Sembra ormai ufficiale: il canone Rai sarà nella bolletta elettrica dal gennaio 2015. Questo è quanto il sottosegretario allo Sviluppo economico, Antonello Giacomelli, ha dichiarato ai microfoni di Radio 24. “Contiamo di presentare in Senato un emendamento alla legge di stabilità per inserire questa norma con l’intenzione di renderlo effettivo già da gennaio dell’anno prossimo” ha spiegato il sottosegretario, sottolineando che “con questo strumento consideriamo di recuperare in modo pressoché totale l’evasione”. Ma quanto costerà ai cittadini questa mossa per recuperare l’evasione?

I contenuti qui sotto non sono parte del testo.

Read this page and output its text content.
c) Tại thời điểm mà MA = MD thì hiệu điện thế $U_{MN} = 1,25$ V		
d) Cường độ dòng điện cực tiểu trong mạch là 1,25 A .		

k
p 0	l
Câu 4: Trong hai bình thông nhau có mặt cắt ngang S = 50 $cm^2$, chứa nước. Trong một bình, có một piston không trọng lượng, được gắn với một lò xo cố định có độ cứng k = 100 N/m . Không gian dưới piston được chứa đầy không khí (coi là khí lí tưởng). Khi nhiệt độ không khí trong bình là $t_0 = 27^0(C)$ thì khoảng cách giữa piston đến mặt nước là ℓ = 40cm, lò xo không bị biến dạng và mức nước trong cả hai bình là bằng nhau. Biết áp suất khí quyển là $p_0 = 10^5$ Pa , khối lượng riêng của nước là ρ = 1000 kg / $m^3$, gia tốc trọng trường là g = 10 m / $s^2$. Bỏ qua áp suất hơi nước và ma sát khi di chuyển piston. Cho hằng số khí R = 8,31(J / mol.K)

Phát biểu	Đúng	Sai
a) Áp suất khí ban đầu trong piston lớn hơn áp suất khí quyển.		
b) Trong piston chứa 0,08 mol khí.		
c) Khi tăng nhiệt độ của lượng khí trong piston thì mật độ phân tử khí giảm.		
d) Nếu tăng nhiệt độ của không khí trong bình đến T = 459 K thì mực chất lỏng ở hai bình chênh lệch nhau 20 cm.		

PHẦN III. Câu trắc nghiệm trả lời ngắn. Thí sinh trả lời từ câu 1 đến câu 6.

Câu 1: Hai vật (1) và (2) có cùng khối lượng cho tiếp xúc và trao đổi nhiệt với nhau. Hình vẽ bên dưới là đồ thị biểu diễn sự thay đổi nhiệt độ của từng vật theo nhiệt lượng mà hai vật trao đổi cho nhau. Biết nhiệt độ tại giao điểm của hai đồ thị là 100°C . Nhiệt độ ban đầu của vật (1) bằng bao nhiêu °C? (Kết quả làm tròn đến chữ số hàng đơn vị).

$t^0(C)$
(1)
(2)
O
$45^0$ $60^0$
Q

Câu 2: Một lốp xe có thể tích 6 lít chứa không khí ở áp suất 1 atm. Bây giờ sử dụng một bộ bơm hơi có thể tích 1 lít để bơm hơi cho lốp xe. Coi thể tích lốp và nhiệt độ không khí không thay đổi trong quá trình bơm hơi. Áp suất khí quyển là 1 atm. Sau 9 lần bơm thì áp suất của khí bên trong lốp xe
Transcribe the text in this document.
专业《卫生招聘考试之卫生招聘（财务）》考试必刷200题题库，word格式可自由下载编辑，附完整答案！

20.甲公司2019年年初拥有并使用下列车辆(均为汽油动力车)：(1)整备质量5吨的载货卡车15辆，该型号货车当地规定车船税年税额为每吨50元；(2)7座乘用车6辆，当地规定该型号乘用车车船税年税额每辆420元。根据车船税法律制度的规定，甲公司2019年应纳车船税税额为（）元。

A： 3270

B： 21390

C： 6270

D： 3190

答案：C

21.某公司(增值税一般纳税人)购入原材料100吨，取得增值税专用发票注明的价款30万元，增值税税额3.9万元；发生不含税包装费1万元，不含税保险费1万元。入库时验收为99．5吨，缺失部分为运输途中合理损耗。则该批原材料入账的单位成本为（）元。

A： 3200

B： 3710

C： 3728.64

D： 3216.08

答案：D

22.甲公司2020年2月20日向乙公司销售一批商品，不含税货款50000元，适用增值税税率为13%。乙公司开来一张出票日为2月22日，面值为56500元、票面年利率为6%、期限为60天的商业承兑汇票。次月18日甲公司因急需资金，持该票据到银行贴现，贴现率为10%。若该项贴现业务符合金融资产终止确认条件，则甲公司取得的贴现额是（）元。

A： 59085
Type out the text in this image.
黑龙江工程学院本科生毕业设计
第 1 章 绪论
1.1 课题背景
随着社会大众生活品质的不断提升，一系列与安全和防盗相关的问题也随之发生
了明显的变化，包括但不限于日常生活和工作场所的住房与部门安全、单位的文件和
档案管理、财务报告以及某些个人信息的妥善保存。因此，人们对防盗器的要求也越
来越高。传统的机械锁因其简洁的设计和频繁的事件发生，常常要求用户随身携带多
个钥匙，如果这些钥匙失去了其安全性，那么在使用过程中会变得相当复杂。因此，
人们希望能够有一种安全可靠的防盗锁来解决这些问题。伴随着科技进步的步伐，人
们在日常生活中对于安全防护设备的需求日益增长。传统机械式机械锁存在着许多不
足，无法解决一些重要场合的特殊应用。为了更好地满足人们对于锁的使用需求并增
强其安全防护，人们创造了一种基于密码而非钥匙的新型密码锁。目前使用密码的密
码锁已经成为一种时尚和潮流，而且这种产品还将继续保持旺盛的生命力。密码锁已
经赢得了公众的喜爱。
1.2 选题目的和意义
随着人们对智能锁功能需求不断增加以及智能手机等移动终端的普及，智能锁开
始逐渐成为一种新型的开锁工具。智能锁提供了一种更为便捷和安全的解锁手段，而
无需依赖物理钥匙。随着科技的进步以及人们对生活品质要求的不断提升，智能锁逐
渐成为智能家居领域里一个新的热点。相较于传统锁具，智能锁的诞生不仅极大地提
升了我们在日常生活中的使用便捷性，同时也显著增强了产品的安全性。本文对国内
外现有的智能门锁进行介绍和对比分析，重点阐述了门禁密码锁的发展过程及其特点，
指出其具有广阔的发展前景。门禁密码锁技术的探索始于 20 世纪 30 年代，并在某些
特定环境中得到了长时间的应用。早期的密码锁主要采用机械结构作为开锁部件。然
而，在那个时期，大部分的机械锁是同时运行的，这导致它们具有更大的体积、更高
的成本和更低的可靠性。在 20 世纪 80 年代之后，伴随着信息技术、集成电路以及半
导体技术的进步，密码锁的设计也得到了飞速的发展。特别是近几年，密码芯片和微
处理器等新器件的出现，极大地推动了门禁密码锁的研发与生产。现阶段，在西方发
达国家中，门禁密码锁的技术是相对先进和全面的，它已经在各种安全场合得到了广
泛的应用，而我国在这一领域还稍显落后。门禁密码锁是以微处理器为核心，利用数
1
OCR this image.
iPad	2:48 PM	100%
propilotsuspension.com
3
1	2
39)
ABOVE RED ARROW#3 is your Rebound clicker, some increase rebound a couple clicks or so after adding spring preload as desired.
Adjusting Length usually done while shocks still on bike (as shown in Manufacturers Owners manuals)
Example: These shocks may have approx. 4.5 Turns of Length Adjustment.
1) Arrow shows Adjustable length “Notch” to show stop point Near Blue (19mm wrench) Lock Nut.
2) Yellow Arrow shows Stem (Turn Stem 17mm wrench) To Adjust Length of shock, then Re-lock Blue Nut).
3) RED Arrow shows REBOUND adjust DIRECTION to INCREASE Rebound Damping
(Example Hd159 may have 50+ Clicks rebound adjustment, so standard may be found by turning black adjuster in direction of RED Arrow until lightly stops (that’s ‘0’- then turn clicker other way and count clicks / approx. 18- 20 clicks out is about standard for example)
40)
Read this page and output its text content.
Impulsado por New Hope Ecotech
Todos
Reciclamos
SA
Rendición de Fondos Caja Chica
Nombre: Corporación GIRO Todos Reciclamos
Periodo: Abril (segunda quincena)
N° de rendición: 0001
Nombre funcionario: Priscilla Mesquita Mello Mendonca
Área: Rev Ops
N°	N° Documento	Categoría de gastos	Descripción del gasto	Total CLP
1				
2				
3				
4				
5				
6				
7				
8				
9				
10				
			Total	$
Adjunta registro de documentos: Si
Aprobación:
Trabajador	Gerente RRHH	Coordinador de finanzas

Cerchiamo di capirlo più nel dettaglio.

Secondo Giacomelli quella che gli italiani dovranno pagare sarà una “cifra plausibile”, che secondo le ultime indiscrezioni sembra aggirarsi tra i 60 e i 65 euro, decisa in accordo con la Rai con l’intenzione di “non trasferire alla Rai in aggiunta al gettito attuale l’evasione recuperata ma abbiamo deciso di restituirla interamente ai cittadini, abbassando fortemente il canone”. Ma chi esattamente dovrà pagare il canone? Giacomelli risponde con un semplicissimo “chi possiede un contratto di fornitura elettrica”. La scelta di questa classificazione è dovuta al fatto che con le nuove tecnologie sarebbe troppo riduttivo proseguire sulla strada del “chi possiede un televisore”, così come sarebbe impensabile inserire in una norma la dicitura di chi è in possesso “di un apparecchio televisivo, oppure di un pc, oppure di un tablet, oppure di uno smartphone, oppure di ogni altro device atto a ricevere il segnale”. Si punterà quindi all’unico elemento unificante, ovvero il contratto di fornitura elettrica.

Per quanto riguarda le aziende di energia elettrica Giacomelli ha spiegato su di esse non graverà alcun costo aggiuntivo. Per le seconde case, invece, l’idea esposta da Giacomelli sarebbe “quella di evitare che chi ha la seconda casa paghi di più”. Il sottosegretario allo Sviluppo economico avrebbe anche dichiarato che potrebbe essere addirittura escluso il pagamento del canone Rai: “qui si tratta di capire come introdurre qualche punto di equità. C’è chi dice che potremmo incrociare i dati del reddito, e legare il canone all’Irpef, io sono un po’ perplesso su questa possibilità. Legato all’Irpef mi pare molto più complesso e farraginoso”.